Un fait qui pourrait frustrer beaucoup de musiciens aspirants ou établis est que McCartney peut créer une mélodie, un hook ou une progression d’accords impactants et attachants sans beaucoup de ressources ni beaucoup de temps. Alors que certains passent des heures à assembler et démonter des compositions, McCartney a la capacité unique de travailler rapidement, composant souvent des chansons entières en seulement quelques heures.
Non seulement c’est le cas, mais McCartney a prouvé à plusieurs reprises qu’il possède également la rare capacité de créer de la musique sur le vif. Peut-être est-ce le fait qu’il puisse relâcher la pression qui le fait prospérer, alors qu’il note tout ce qui pourrait l’inspirer ou évoquer certaines réactions chez lui.
Ou, parfois, cela pourrait être le plaisir de tout voir comme un jeu. Comme il l’a expliqué une fois : « John et moi avions l’habitude de jouer à ce jeu et je ne pense pas que cela nous ait pris plus de trois heures pour écrire une chanson. »
En réalité, cependant, cela est probablement plus lié à l’incarnation naturelle de la créativité musicale du chanteur. « Les chansons peuvent venir de n’importe où », a-t-il déclaré. « Parfois, je conduisais Linda à l’un de ses rendez-vous de cuisine, et un jour particulier, je l’avais conduite à une séance photo dans une ferme du Kent. Je me suis mis à l’écart, je suis monté à l’étage, et je me suis créé une petite fantaisie pour écrire une chanson. »
Bien que beaucoup diraient que l’efficacité n’est pas toujours un signe de grand talent musical, la capacité de McCartney à faire confiance à ses instincts et à avancer rapidement est moins liée à son désir intentionnel d’activer une productivité maximale et plus à la capacité simple et dynamique qu’il détient toujours en lui. McCartney peut créer de la musique de haute qualité en peu de temps parce qu’il peut puiser à tout moment dans son élan interne, et non parce qu’il essaie de concurrencer qui que ce soit.

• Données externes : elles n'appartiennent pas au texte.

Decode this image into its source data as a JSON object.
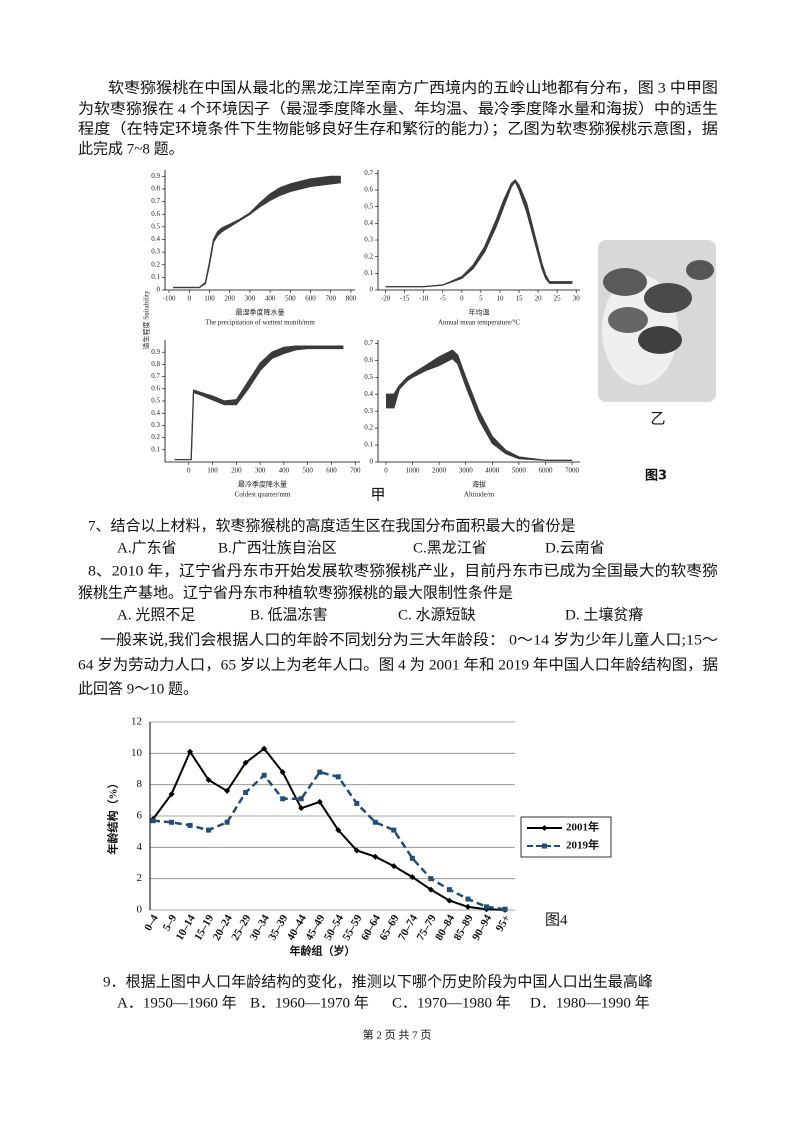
{
  "paragraph1": [
    "软枣猕猴桃在中国从最北的黑龙江岸至南方广西境内的五岭山地都有分布，图 3 中甲图",
    "为软枣猕猴在 4 个环境因子（最湿季度降水量、年均温、最冷季度降水量和海拔）中的适生",
    "程度（在特定环境条件下生物能够良好生存和繁衍的能力）；乙图为软枣猕猴桃示意图，据",
    "此完成 7~8 题。"
  ],
  "figure3": {
    "ylabel": "适生程度 Suitability",
    "panel_a": "甲",
    "panel_b": "乙",
    "caption": "图3"
  },
  "chart_data": [
    {
      "type": "band",
      "color": "#3a3a3a",
      "x": [
        -80,
        0,
        50,
        80,
        100,
        120,
        140,
        160,
        200,
        250,
        300,
        350,
        400,
        450,
        500,
        550,
        600,
        650,
        700,
        750
      ],
      "series": [
        {
          "values": [
            0.02,
            0.02,
            0.02,
            0.05,
            0.2,
            0.38,
            0.43,
            0.46,
            0.5,
            0.55,
            0.6,
            0.66,
            0.71,
            0.75,
            0.78,
            0.8,
            0.82,
            0.83,
            0.84,
            0.85
          ]
        },
        {
          "values": [
            0.02,
            0.02,
            0.02,
            0.06,
            0.22,
            0.4,
            0.46,
            0.49,
            0.52,
            0.56,
            0.61,
            0.69,
            0.76,
            0.81,
            0.84,
            0.86,
            0.88,
            0.89,
            0.9,
            0.9
          ]
        }
      ],
      "xlim": [
        -120,
        820
      ],
      "xticks": [
        -100,
        0,
        100,
        200,
        300,
        400,
        500,
        600,
        700,
        800
      ],
      "ylim": [
        0,
        0.95
      ],
      "yticks": [
        0,
        0.1,
        0.2,
        0.3,
        0.4,
        0.5,
        0.6,
        0.7,
        0.8,
        0.9
      ],
      "xlabel": "最湿季度降水量",
      "xlabel_en": "The precipitation of wettest month/mm"
    },
    {
      "type": "band",
      "color": "#3a3a3a",
      "x": [
        -20,
        -15,
        -10,
        -5,
        0,
        3,
        6,
        9,
        11,
        13,
        14,
        15,
        17,
        19,
        21,
        22,
        23,
        25,
        27,
        29
      ],
      "series": [
        {
          "values": [
            0.02,
            0.02,
            0.02,
            0.03,
            0.07,
            0.13,
            0.23,
            0.38,
            0.5,
            0.62,
            0.65,
            0.6,
            0.47,
            0.3,
            0.13,
            0.07,
            0.04,
            0.04,
            0.04,
            0.04
          ]
        },
        {
          "values": [
            0.02,
            0.02,
            0.02,
            0.03,
            0.08,
            0.15,
            0.26,
            0.42,
            0.54,
            0.64,
            0.66,
            0.63,
            0.52,
            0.34,
            0.16,
            0.09,
            0.05,
            0.05,
            0.05,
            0.05
          ]
        }
      ],
      "xlim": [
        -22,
        31
      ],
      "xticks": [
        -20,
        -15,
        -10,
        -5,
        0,
        5,
        10,
        15,
        20,
        25,
        30
      ],
      "ylim": [
        0,
        0.72
      ],
      "yticks": [
        0,
        0.1,
        0.2,
        0.3,
        0.4,
        0.5,
        0.6,
        0.7
      ],
      "xlabel": "年均温",
      "xlabel_en": "Annual mean temperature/°C"
    },
    {
      "type": "band",
      "color": "#3a3a3a",
      "x": [
        -60,
        0,
        10,
        20,
        50,
        100,
        150,
        200,
        250,
        300,
        350,
        400,
        450,
        500,
        550,
        600,
        650
      ],
      "series": [
        {
          "values": [
            0.02,
            0.02,
            0.02,
            0.57,
            0.55,
            0.51,
            0.47,
            0.47,
            0.6,
            0.75,
            0.85,
            0.89,
            0.92,
            0.93,
            0.93,
            0.93,
            0.93
          ]
        },
        {
          "values": [
            0.02,
            0.02,
            0.02,
            0.59,
            0.57,
            0.54,
            0.5,
            0.51,
            0.66,
            0.81,
            0.9,
            0.94,
            0.95,
            0.95,
            0.95,
            0.95,
            0.95
          ]
        }
      ],
      "xlim": [
        -100,
        720
      ],
      "xticks": [
        0,
        100,
        200,
        300,
        400,
        500,
        600,
        700
      ],
      "ylim": [
        0,
        1
      ],
      "yticks": [
        0.1,
        0.2,
        0.3,
        0.4,
        0.5,
        0.6,
        0.7,
        0.8,
        0.9
      ],
      "xlabel": "最冷季度降水量",
      "xlabel_en": "Coldest quarter/mm"
    },
    {
      "type": "band",
      "color": "#3a3a3a",
      "x": [
        0,
        300,
        500,
        800,
        1000,
        1500,
        2000,
        2500,
        2700,
        3000,
        3500,
        4000,
        4500,
        5000,
        6000,
        7000
      ],
      "series": [
        {
          "values": [
            0.32,
            0.32,
            0.43,
            0.48,
            0.5,
            0.54,
            0.57,
            0.61,
            0.58,
            0.45,
            0.25,
            0.11,
            0.05,
            0.02,
            0.01,
            0.01
          ]
        },
        {
          "values": [
            0.4,
            0.4,
            0.45,
            0.5,
            0.52,
            0.57,
            0.62,
            0.66,
            0.63,
            0.5,
            0.3,
            0.15,
            0.07,
            0.03,
            0.01,
            0.01
          ]
        }
      ],
      "xlim": [
        -300,
        7300
      ],
      "xticks": [
        0,
        1000,
        2000,
        3000,
        4000,
        5000,
        6000,
        7000
      ],
      "ylim": [
        0,
        0.72
      ],
      "yticks": [
        0,
        0.1,
        0.2,
        0.3,
        0.4,
        0.5,
        0.6,
        0.7
      ],
      "xlabel": "海拔",
      "xlabel_en": "Altitude/m"
    },
    {
      "type": "line",
      "categories": [
        "0–4",
        "5–9",
        "10–14",
        "15–19",
        "20–24",
        "25–29",
        "30–34",
        "35–39",
        "40–44",
        "45–49",
        "50–54",
        "55–59",
        "60–64",
        "65–69",
        "70–74",
        "75–79",
        "80–84",
        "85–89",
        "90–94",
        "95+"
      ],
      "series": [
        {
          "name": "2001年",
          "color": "#000000",
          "marker": "diamond",
          "line_style": "solid",
          "values": [
            5.8,
            7.4,
            10.1,
            8.3,
            7.6,
            9.4,
            10.3,
            8.8,
            6.5,
            6.9,
            5.1,
            3.8,
            3.4,
            2.8,
            2.1,
            1.3,
            0.6,
            0.2,
            0.05,
            0.01
          ]
        },
        {
          "name": "2019年",
          "color": "#1f4e79",
          "marker": "square",
          "line_style": "dashed",
          "values": [
            5.7,
            5.6,
            5.4,
            5.1,
            5.6,
            7.5,
            8.6,
            7.1,
            7.1,
            8.8,
            8.5,
            6.8,
            5.6,
            5.1,
            3.3,
            2.0,
            1.3,
            0.7,
            0.2,
            0.05
          ]
        }
      ],
      "ylim": [
        0,
        12
      ],
      "yticks": [
        0,
        2,
        4,
        6,
        8,
        10,
        12
      ],
      "grid": true,
      "legend": "right",
      "xlabel": "年龄组（岁）",
      "ylabel": "年龄结构（%）"
    }
  ],
  "figure4_caption": "图4",
  "questions": [
    {
      "stem": [
        "7、结合以上材料，软枣猕猴桃的高度适生区在我国分布面积最大的省份是"
      ],
      "options": [
        "A.广东省",
        "B.广西壮族自治区",
        "C.黑龙江省",
        "D.云南省"
      ]
    },
    {
      "stem": [
        "8、2010 年，辽宁省丹东市开始发展软枣猕猴桃产业，目前丹东市已成为全国最大的软枣猕",
        "猴桃生产基地。辽宁省丹东市种植软枣猕猴桃的最大限制性条件是"
      ],
      "options": [
        "A. 光照不足",
        "B. 低温冻害",
        "C. 水源短缺",
        "D. 土壤贫瘠"
      ]
    },
    {
      "stem": [
        "9．根据上图中人口年龄结构的变化，推测以下哪个历史阶段为中国人口出生最高峰"
      ],
      "options": [
        "A．1950—1960 年",
        "B．1960—1970 年",
        "C．1970—1980 年",
        "D．1980—1990 年"
      ]
    }
  ],
  "paragraph2": [
    "一般来说,我们会根据人口的年龄不同划分为三大年龄段： 0～14 岁为少年儿童人口;15～",
    "64 岁为劳动力人口，65 岁以上为老年人口。图 4 为 2001 年和 2019 年中国人口年龄结构图，据",
    "此回答 9～10 题。"
  ],
  "footer": "第 2 页 共 7 页"
}
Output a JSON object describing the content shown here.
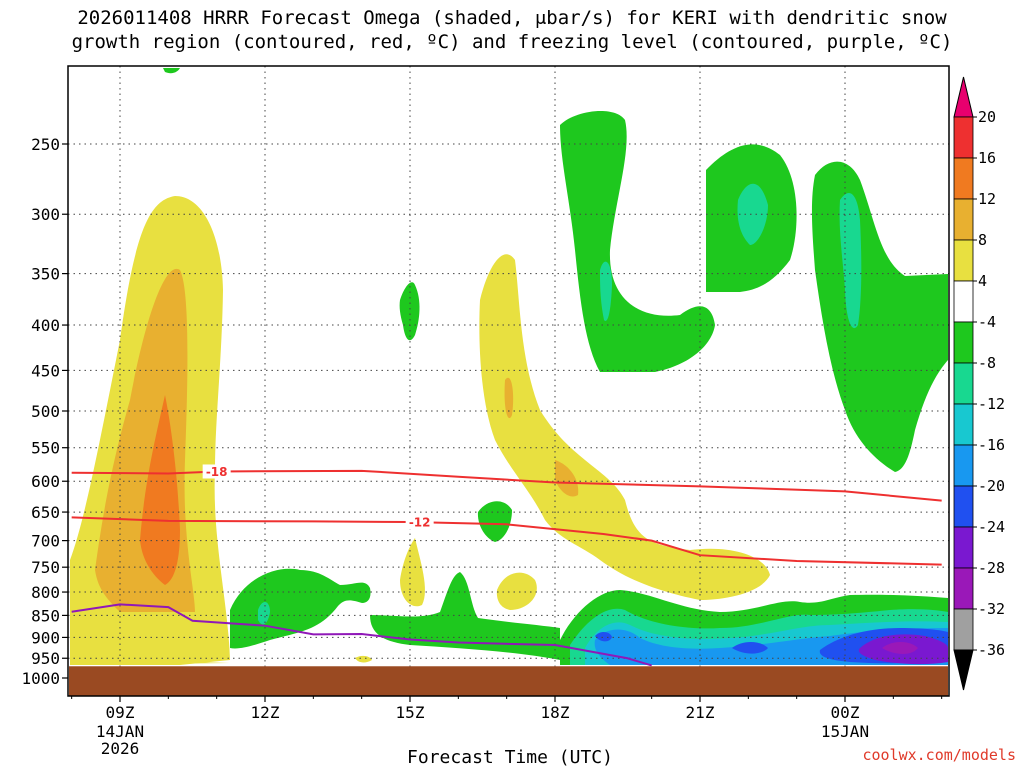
{
  "title_line1": "2026011408 HRRR Forecast Omega (shaded, μbar/s) for KERI with dendritic snow",
  "title_line2": "growth region (contoured, red, ºC) and freezing level (contoured, purple, ºC)",
  "credit": "coolwx.com/models",
  "chart_data": {
    "type": "heatmap",
    "xlabel": "Forecast Time (UTC)",
    "ylabel": "",
    "x_ticks": [
      {
        "label": "09Z",
        "sub": [
          "14JAN",
          "2026"
        ],
        "hour": 9
      },
      {
        "label": "12Z",
        "sub": [],
        "hour": 12
      },
      {
        "label": "15Z",
        "sub": [],
        "hour": 15
      },
      {
        "label": "18Z",
        "sub": [],
        "hour": 18
      },
      {
        "label": "21Z",
        "sub": [],
        "hour": 21
      },
      {
        "label": "00Z",
        "sub": [
          "15JAN"
        ],
        "hour": 24
      }
    ],
    "xlim": [
      8,
      26
    ],
    "y_ticks": [
      250,
      300,
      350,
      400,
      450,
      500,
      550,
      600,
      650,
      700,
      750,
      800,
      850,
      900,
      950,
      1000
    ],
    "ylim_hPa": [
      200,
      1000
    ],
    "grid": true,
    "colorbar": {
      "levels": [
        20,
        16,
        12,
        8,
        4,
        -4,
        -8,
        -12,
        -16,
        -20,
        -24,
        -28,
        -32,
        -36
      ],
      "colors": [
        "#e8006e",
        "#ee3030",
        "#f07a20",
        "#e8b030",
        "#e8e040",
        "#ffffff",
        "#1ec81e",
        "#18d890",
        "#18c8d0",
        "#1898f0",
        "#2050f0",
        "#7a18d0",
        "#9a18b8",
        "#a0a0a0",
        "#000000"
      ]
    },
    "contours": [
      {
        "label": "-18",
        "color": "#ee3030",
        "points": [
          [
            8,
            587
          ],
          [
            10,
            588
          ],
          [
            11,
            585
          ],
          [
            14,
            584
          ],
          [
            16,
            593
          ],
          [
            18,
            602
          ],
          [
            21,
            608
          ],
          [
            24,
            616
          ],
          [
            26,
            631
          ]
        ]
      },
      {
        "label": "-12",
        "color": "#ee3030",
        "points": [
          [
            8,
            659
          ],
          [
            10,
            665
          ],
          [
            13,
            666
          ],
          [
            15,
            667
          ],
          [
            17,
            671
          ],
          [
            19,
            688
          ],
          [
            20,
            700
          ],
          [
            21,
            727
          ],
          [
            23,
            738
          ],
          [
            26,
            745
          ]
        ]
      },
      {
        "label": "",
        "color": "#9018b8",
        "points": [
          [
            8,
            842
          ],
          [
            9,
            826
          ],
          [
            10,
            832
          ],
          [
            10.5,
            862
          ],
          [
            12,
            873
          ],
          [
            13,
            893
          ],
          [
            14,
            892
          ],
          [
            15,
            905
          ],
          [
            16,
            912
          ],
          [
            18,
            918
          ],
          [
            19.5,
            950
          ],
          [
            20,
            968
          ]
        ]
      }
    ],
    "ground_hPa": 970
  }
}
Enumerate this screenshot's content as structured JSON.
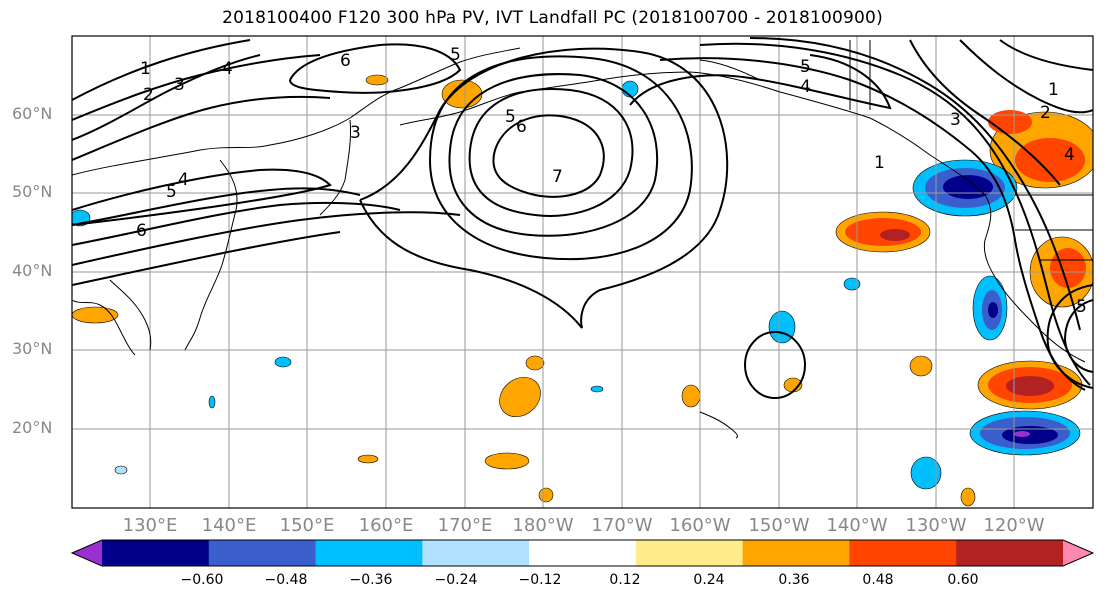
{
  "title": "2018100400 F120 300 hPa PV, IVT Landfall PC (2018100700 - 2018100900)",
  "lat_labels": [
    "60°N",
    "50°N",
    "40°N",
    "30°N",
    "20°N"
  ],
  "lon_labels": [
    "130°E",
    "140°E",
    "150°E",
    "160°E",
    "170°E",
    "180°W",
    "170°W",
    "160°W",
    "150°W",
    "140°W",
    "130°W",
    "120°W"
  ],
  "contour_labels": [
    "1",
    "2",
    "3",
    "4",
    "5",
    "6",
    "7"
  ],
  "colorbar": {
    "ticks": [
      "−0.60",
      "−0.48",
      "−0.36",
      "−0.24",
      "−0.12",
      "0.12",
      "0.24",
      "0.36",
      "0.48",
      "0.60"
    ],
    "colors": [
      "#9b30d0",
      "#00008b",
      "#3a5fcd",
      "#00bfff",
      "#b0e2ff",
      "#ffffff",
      "#ffec8b",
      "#ffa500",
      "#ff4500",
      "#b22222",
      "#ff88b0"
    ]
  }
}
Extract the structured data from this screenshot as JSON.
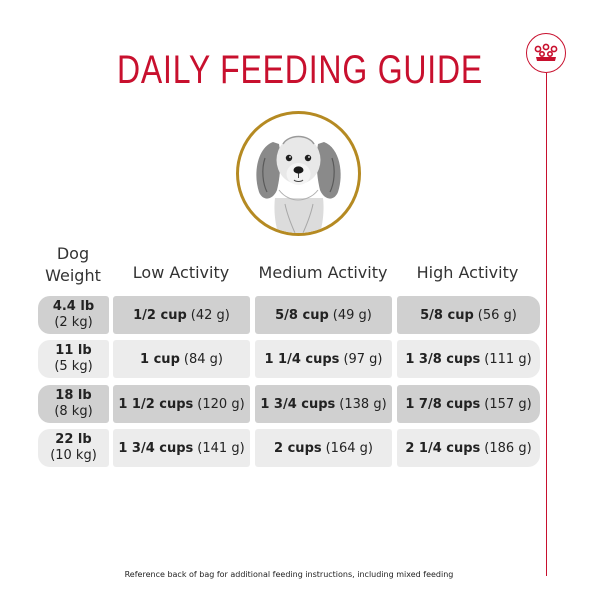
{
  "title": "DAILY FEEDING GUIDE",
  "brand": {
    "logo_icon": "crown-icon",
    "accent_color": "#c8102e",
    "ring_color": "#b58a22"
  },
  "table": {
    "headers": {
      "weight": "Dog Weight",
      "low": "Low Activity",
      "medium": "Medium Activity",
      "high": "High Activity"
    },
    "rows": [
      {
        "weight_lb": "4.4 lb",
        "weight_kg": "(2 kg)",
        "low_cups": "1/2 cup",
        "low_grams": "(42 g)",
        "medium_cups": "5/8 cup",
        "medium_grams": "(49 g)",
        "high_cups": "5/8 cup",
        "high_grams": "(56 g)"
      },
      {
        "weight_lb": "11 lb",
        "weight_kg": "(5 kg)",
        "low_cups": "1 cup",
        "low_grams": "(84 g)",
        "medium_cups": "1 1/4 cups",
        "medium_grams": "(97 g)",
        "high_cups": "1 3/8 cups",
        "high_grams": "(111 g)"
      },
      {
        "weight_lb": "18 lb",
        "weight_kg": "(8 kg)",
        "low_cups": "1 1/2 cups",
        "low_grams": "(120 g)",
        "medium_cups": "1 3/4 cups",
        "medium_grams": "(138 g)",
        "high_cups": "1 7/8 cups",
        "high_grams": "(157 g)"
      },
      {
        "weight_lb": "22 lb",
        "weight_kg": "(10 kg)",
        "low_cups": "1 3/4 cups",
        "low_grams": "(141 g)",
        "medium_cups": "2 cups",
        "medium_grams": "(164 g)",
        "high_cups": "2 1/4 cups",
        "high_grams": "(186 g)"
      }
    ]
  },
  "footnote": "Reference back of bag for additional feeding instructions, including mixed feeding"
}
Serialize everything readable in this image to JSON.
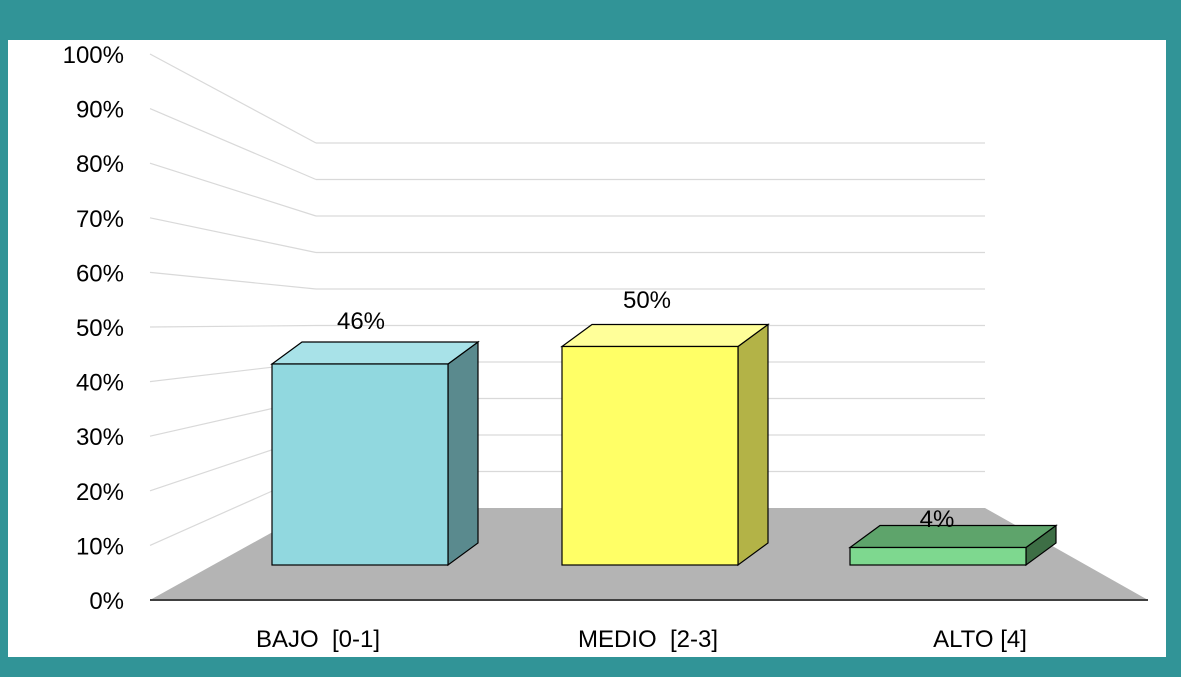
{
  "chart_data": {
    "type": "bar",
    "style": "3d",
    "categories": [
      "BAJO  [0-1]",
      "MEDIO  [2-3]",
      "ALTO [4]"
    ],
    "values": [
      46,
      50,
      4
    ],
    "data_labels": [
      "46%",
      "50%",
      "4%"
    ],
    "ylim": [
      0,
      100
    ],
    "yticks": [
      "0%",
      "10%",
      "20%",
      "30%",
      "40%",
      "50%",
      "60%",
      "70%",
      "80%",
      "90%",
      "100%"
    ],
    "grid": true,
    "legend": "none",
    "colors": {
      "background_border": "#319497",
      "floor": "#b4b4b4",
      "gridline": "#d9d9d9",
      "bar_fronts": [
        "#91d8df",
        "#ffff66",
        "#7ed88f"
      ],
      "bar_sides": [
        "#5a8a8e",
        "#b3b347",
        "#3d6e45"
      ],
      "bar_tops": [
        "#a8e2e8",
        "#ffff99",
        "#5ea46b"
      ]
    }
  }
}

Un exemple de cela est lorsqu’il a composé ‘Angry’ avec Pete Townsend et Phil Collins. Se remémorant le moment où ils ont joué ensemble, McCartney a expliqué l’importance de l’intuition et comment cela se relie à la qualité attachante des arrangements plus orientés funk : « J’ai juste dit, ‘gonflez-le, faites-en un truc rock and roll up-tempo’. Je pense que nous l’avons fait en deux prises. C’était très simple. »
Décrivant la sensation simple mais énergique de la chanson, il a continué : « Tout est en E jusqu’à ce que cela change en A, puis tout revient en E. Vous ne mettez pas longtemps à comprendre ça. Ça s’arrête ici et ça s’arrête là. C’est tout. C’est surtout l’esprit que nous devions mettre derrière celle-là. » Il a également salué les capacités artistiques de Townsend et Collins, ajoutant : « Si vous travaillez avec eux, vous n’avez rien à leur dire. Je n’oserais pas, ce sont de bons musiciens. » Considérant les musiciens que McCartney a dirigés en studio, il n’y a pas de plus grand compliment.
Travaillant ensemble en tandem, ‘Angry’ a intégré « une bonne petite section rythmique » qui tirait sur chacun de leurs talents respectifs. Selon McCartney, le seul point à recruter des artistes comme Townsend et Collins est qu’« ils vous donnent leur truc ». En conséquence, ‘Angry’ a produit des instincts musicaux purs, chacun ne se fiant qu’à son intuition.